Барух, как всегда, не торопится высказать свое мнение. Меня всегда раздражала эта его манера молчать — иногда по десять минут кряду – обдумывая услышанное. К счастью, сейчас он неожиданно заговорил:
– Понимаете, Саша, люди мыслят стереотипами. Один из таких стереотипов, который в них вдолбили — «нет плохих народов, есть плохие люди». Это высказывание считается верхом гуманизма. А ведь если его вывернуть наизнанку – «нет плохих людей, есть плохие народы» – согласитесь, получится куда гуманнее. И ближе к истине — ведь гуманисты сами в борьбе с расизмом отрицают фактор наследственности. А значит, все дело в воспитании. Арабские малыши, науськанные их педагогами бегать с игрушечными автоматами и кричать «смерть евреям!» – яркое тому свидетельство. Немцы в двадцатом веке тоже стали плохим народом. И вот сейчас некоторые из них отрезают свою память от этого плохого народа, словно пытаются спилить ствол дерева, которое вдруг начало криво расти, спиливают и надеются на новые побеги. Кто знает, может из таких вот ваших зигфридов склеится новый немецкий народ. Ну ладно, хватит фантазировать! Рассказывайте, что дальше было.

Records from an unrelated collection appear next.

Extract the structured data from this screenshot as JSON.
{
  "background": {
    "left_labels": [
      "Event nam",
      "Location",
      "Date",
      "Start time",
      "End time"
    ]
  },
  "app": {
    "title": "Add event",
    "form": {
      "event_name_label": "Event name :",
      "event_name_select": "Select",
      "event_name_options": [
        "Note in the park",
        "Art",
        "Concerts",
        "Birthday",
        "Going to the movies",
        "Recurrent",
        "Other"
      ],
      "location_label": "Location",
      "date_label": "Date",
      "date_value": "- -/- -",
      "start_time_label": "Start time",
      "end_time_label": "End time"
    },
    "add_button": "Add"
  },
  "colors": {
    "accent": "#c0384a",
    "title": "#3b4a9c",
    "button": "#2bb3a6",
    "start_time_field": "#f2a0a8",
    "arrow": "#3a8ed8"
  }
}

– Да ничего, в общем-то, не было. После пятой кружки я вспомнил, что меня ждут на сиудумафсекет, и начал прощаться. Мы обменялись телефонам и мейлами и обнялись. Я пригласил его в Израиль, Зигфрид сказал, что у него там куча друзей, но когда он в очередной раз туда соберется, обязательно со мной свяжется. Я вышел и опять заглянул на Ратушную площадь. Прислонившись к стене, курил одинокий турок. Неподалеку бродила парочка туристов из России. Немцев не было…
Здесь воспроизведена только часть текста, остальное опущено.